Kings County Register

All the “little fingers” of various community health-fostering agencies make it work, said one man congratulating the volunteers on the Western Kings Community Health Board.

Charles Fraser, chairman of the Western Kings Memorial Health Society, said the partnerships between his own group, the CHB and others “reach out and make health happen.”

The CHB held its annual meeting June 11 in Berwick, at the WKM Health Centre.

Guest Steve Hemmingway, a volunteer on the Annapolis Valley Health district health board, also commended the CHB for its work. “It’s a pleasure to work with our five CHBs - but we’re required by law to do it,” Hemmingway said. “The work done by the CHBs makes it easy for our staff to meet critical health needs of our community in our business plan - that all rolls out into a $100 million budget, a year’s worth of work.”

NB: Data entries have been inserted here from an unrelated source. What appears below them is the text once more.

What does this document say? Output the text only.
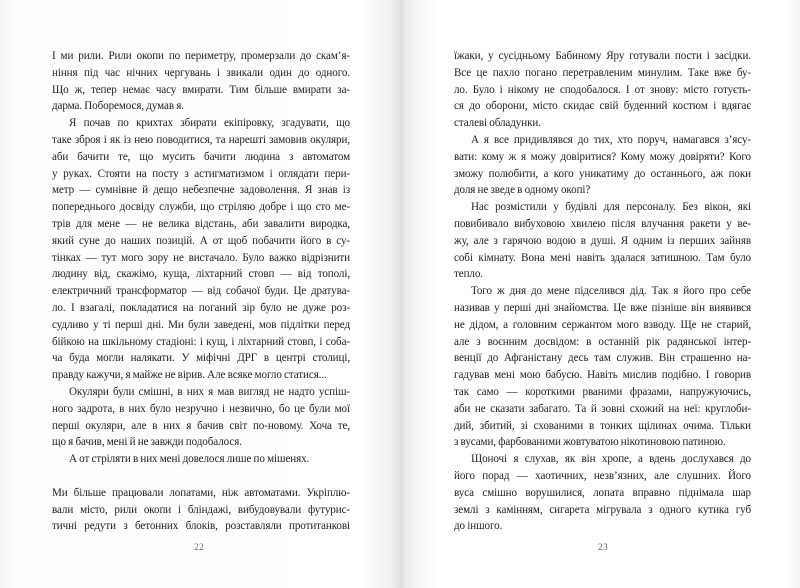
І ми рили. Рили окопи по периметру, промерзали до скам’я-
ніння під час нічних чергувань і звикали один до одного.
Що ж, тепер немає часу вмирати. Тим більше вмирати за-
дарма. Поборемося, думав я.
Я почав по крихтах збирати екіпіровку, згадувати, що
таке зброя і як із нею поводитися, та нарешті замовив окуляри,
аби бачити те, що мусить бачити людина з автоматом
у руках. Стояти на посту з астигматизмом і оглядати пери-
метр — сумнівне й дещо небезпечне задоволення. Я знав із
попереднього досвіду служби, що стріляю добре і що сто ме-
трів для мене — не велика відстань, аби завалити виродка,
який суне до наших позицій. А от щоб побачити його в су-
тінках — тут мого зору не вистачало. Було важко відрізнити
людину від, скажімо, куща, ліхтарний стовп — від тополі,
електричний трансформатор — від собачої буди. Це дратува-
ло. І взагалі, покладатися на поганий зір було не дуже роз-
судливо у ті перші дні. Ми були заведені, мов підлітки перед
бійкою на шкільному стадіоні: і кущ, і ліхтарний стовп, і соба-
ча буда могли налякати. У міфічні ДРГ в центрі столиці,
правду кажучи, я майже не вірив. Але всяке могло статися...
Окуляри були смішні, в них я мав вигляд не надто успіш-
ного задрота, в них було незручно і незвично, бо це були мої
перші окуляри, але в них я бачив світ по-новому. Хоча те,
що я бачив, мені й не завжди подобалося.
А от стріляти в них мені довелося лише по мішенях.
Ми більше працювали лопатами, ніж автоматами. Укріплю-
вали місто, рили окопи і бліндажі, вибудовували футурис-
тичні редути з бетонних блоків, розставляли протитанкові
22
їжаки, у сусідньому Бабиному Яру готували пости і засідки.
Все це пахло погано перетравленим минулим. Таке вже бу-
ло. Було і нікому не сподобалося. І от знову: місто готуєть-
ся до оборони, місто скидає свій буденний костюм і вдягає
сталеві обладунки.
А я все придивлявся до тих, хто поруч, намагався з’ясу-
вати: кому ж я можу довіритися? Кому можу довіряти? Кого
зможу полюбити, а кого уникатиму до останнього, аж поки
доля не зведе в одному окопі?
Нас розмістили у будівлі для персоналу. Без вікон, які
повибивало вибуховою хвилею після влучання ракети у ве-
жу, але з гарячою водою в душі. Я одним із перших зайняв
собі кімнату. Вона мені навіть здалася затишною. Там було
тепло.
Того ж дня до мене підселився дід. Так я його про себе
називав у перші дні знайомства. Це вже пізніше він виявився
не дідом, а головним сержантом мого взводу. Ще не старий,
але з воєнним досвідом: в останній рік радянської інтер-
венції до Афганістану десь там служив. Він страшенно на-
гадував мені мою бабусю. Навіть мислив подібно. І говорив
так само — короткими рваними фразами, напружуючись,
аби не сказати забагато. Та й зовні схожий на неї: круглоби-
дий, збитий, зі схованими в тонких щілинах очима. Тільки
з вусами, фарбованими жовтуватою нікотиновою патиною.
Щоночі я слухав, як він хропе, а вдень дослухався до
його порад — хаотичних, незв’язних, але слушних. Його
вуса смішно ворушилися, лопата вправно піднімала шар
землі з камінням, сигарета мігрувала з одного кутика губ
до іншого.
23
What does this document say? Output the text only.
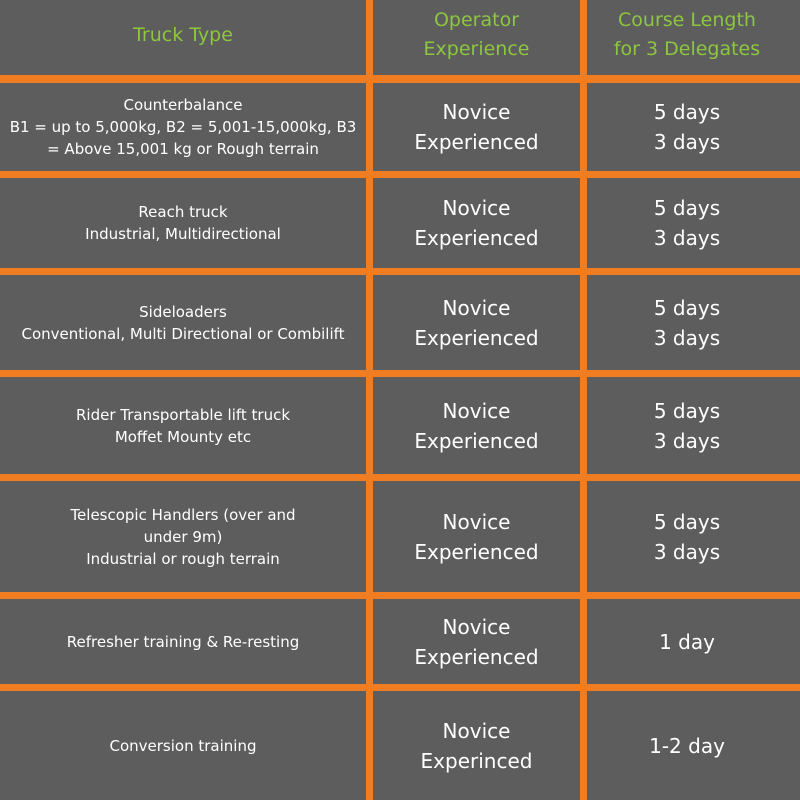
Truck Type
Operator
Experience
Course Length
for 3 Delegates
Counterbalance
B1 = up to 5,000kg, B2 = 5,001-15,000kg, B3
= Above 15,001 kg or Rough terrain
Novice
Experienced
5 days
3 days
Reach truck
Industrial, Multidirectional
Novice
Experienced
5 days
3 days
Sideloaders
Conventional, Multi Directional or Combilift
Novice
Experienced
5 days
3 days
Rider Transportable lift truck
Moffet Mounty etc
Novice
Experienced
5 days
3 days
Telescopic Handlers (over and
under 9m)
Industrial or rough terrain
Novice
Experienced
5 days
3 days
Refresher training & Re-resting
Novice
Experienced
1 day
Conversion training
Novice
Experinced
1-2 day
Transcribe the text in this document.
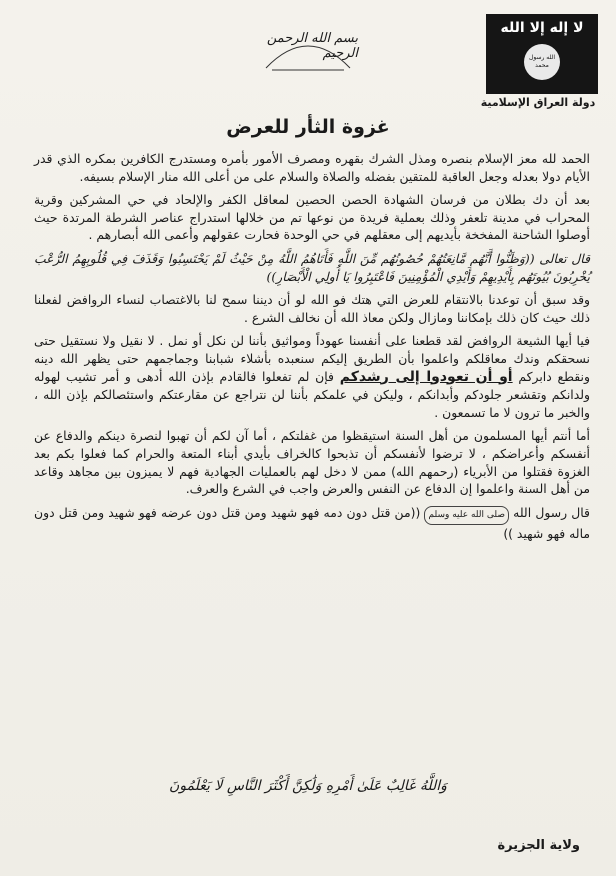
لا إله إلا الله
الله رسول محمد
دولة العراق الإسلامية
بسم الله الرحمن الرحيم
غزوة الثأر للعرض

الحمد لله معز الإسلام بنصره ومذل الشرك بقهره ومصرف الأمور بأمره ومستدرج الكافرين بمكره الذي قدر الأيام دولا بعدله وجعل العاقبة للمتقين بفضله والصلاة والسلام على من أعلى الله منار الإسلام بسيفه.

بعد أن دك بطلان من فرسان الشهادة الحصن الحصين لمعاقل الكفر والإلحاد في حي المشركين وقرية المحراب في مدينة تلعفر وذلك بعملية فريدة من نوعها تم من خلالها استدراج عناصر الشرطة المرتدة حيث أوصلوا الشاحنة المفخخة بأيديهم إلى معقلهم في حي الوحدة فحارت عقولهم وأعمى الله أبصارهم .

قال تعالى ((وَظَنُّوا أَنَّهُم مَّانِعَتُهُمْ حُصُونُهُم مِّنَ اللَّهِ فَأَتَاهُمُ اللَّهُ مِنْ حَيْثُ لَمْ يَحْتَسِبُوا وَقَذَفَ فِي قُلُوبِهِمُ الرُّعْبَ يُخْرِبُونَ بُيُوتَهُم بِأَيْدِيهِمْ وَأَيْدِي الْمُؤْمِنِينَ فَاعْتَبِرُوا يَا أُولِي الْأَبْصَارِ))

وقد سبق أن توعدنا بالانتقام للعرض التي هتك فو الله لو أن ديننا سمح لنا بالاغتصاب لنساء الروافض لفعلنا ذلك حيث كان ذلك بإمكاننا ومازال ولكن معاذ الله أن نخالف الشرع .

فيا أيها الشيعة الروافض لقد قطعنا على أنفسنا عهوداً ومواثيق بأننا لن نكل أو نمل . لا نقيل ولا نستقيل حتى نسحقكم وندك معاقلكم واعلموا بأن الطريق إليكم سنعبده بأشلاء شبابنا وجماجمهم حتى يظهر الله دينه ونقطع دابركم أو أن تعودوا إلى رشدكم فإن لم تفعلوا فالقادم بإذن الله أدهى و أمر تشيب لهوله ولدانكم وتقشعر جلودكم وأبدانكم ، وليكن في علمكم بأننا لن نتراجع عن مقارعتكم واستئصالكم بإذن الله ، والخبر ما ترون لا ما تسمعون .

أما أنتم أيها المسلمون من أهل السنة استيقظوا من غفلتكم ، أما آن لكم أن تهبوا لنصرة دينكم والدفاع عن أنفسكم وأعراضكم ، لا ترضوا لأنفسكم أن تذبحوا كالخراف بأيدي أبناء المتعة والحرام كما فعلوا بكم بعد الغزوة فقتلوا من الأبرياء (رحمهم الله) ممن لا دخل لهم بالعمليات الجهادية فهم لا يميزون بين مجاهد وقاعد من أهل السنة واعلموا إن الدفاع عن النفس والعرض واجب في الشرع والعرف.

قال رسول الله صلى الله عليه وسلم ((من قتل دون دمه فهو شهيد ومن قتل دون عرضه فهو شهيد ومن قتل دون ماله فهو شهيد ))

وَاللَّهُ غَالِبٌ عَلَىٰ أَمْرِهِ وَلَٰكِنَّ أَكْثَرَ النَّاسِ لَا يَعْلَمُونَ
ولاية الجزيرة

The biggest project in the last year, and continuing this year, is a shared community health planning project. WKCHB chairman Bob Connell says it has “been a huge project, and we think it will set a standard for Nova Scotia, even Atlantic Canada.”

The project started last year, with the five CHBs and AVH setting out plans to update health priorities for 2010. They reviewed survey procedures and questions, which was actually done by telephone through April. The first results are back, and numbers and feedback will be reviewed over the next few months to set the Valley’s overall health priorities for the next few years. “There isn’t really anything we can’t do to create health in our community when we’re all here together,” said Janet Knox, AVH’s chief executive officer.

The WKCHB invited two of its own health-promoting partners, recipients of seed funding for local projects, to come in as guest speakers and describe their programs.

Carson Herrick from the Cornwallis River Pathways Society said the WKCHB’s $750 is going into $48,600 worth of trail upgrades planned this year along the six-kilometre active transportation trail on the old railbed from Cambridge to the Kentville town line. That includes trail resurfacing, signage, rest areas, access barriers and information kiosks.

Jennifer Longely runs the VON’s bereavement support groups in Kentville, Berwick and Bridgetown. The CHB provided funds to the Berwick program, based out out of the WKM the first and third Tuesdays of the month at 10 a.m. She said grief is a journey, and family, friends and professional resources - a family doctor or mental health programs - are busy, often scattered and ready to move on with life perhaps before individuals are ready to be left alone. The funding has provided some DVD and book resources.

Connell said hearing about just these two programs of the handful the WKCHB is able to fund each year is satisfying. “Our annual meeting is an opportunity each year for us to do our business, but also celebrate our accomplishments as a community health board. “We are volunteers, but we take it very seriously.”

Connell was acclaimed as CHB chairman, with Roy Quartermain as vice-chairman and Tina Lonergan as secretary/ treasurer also acclaimed.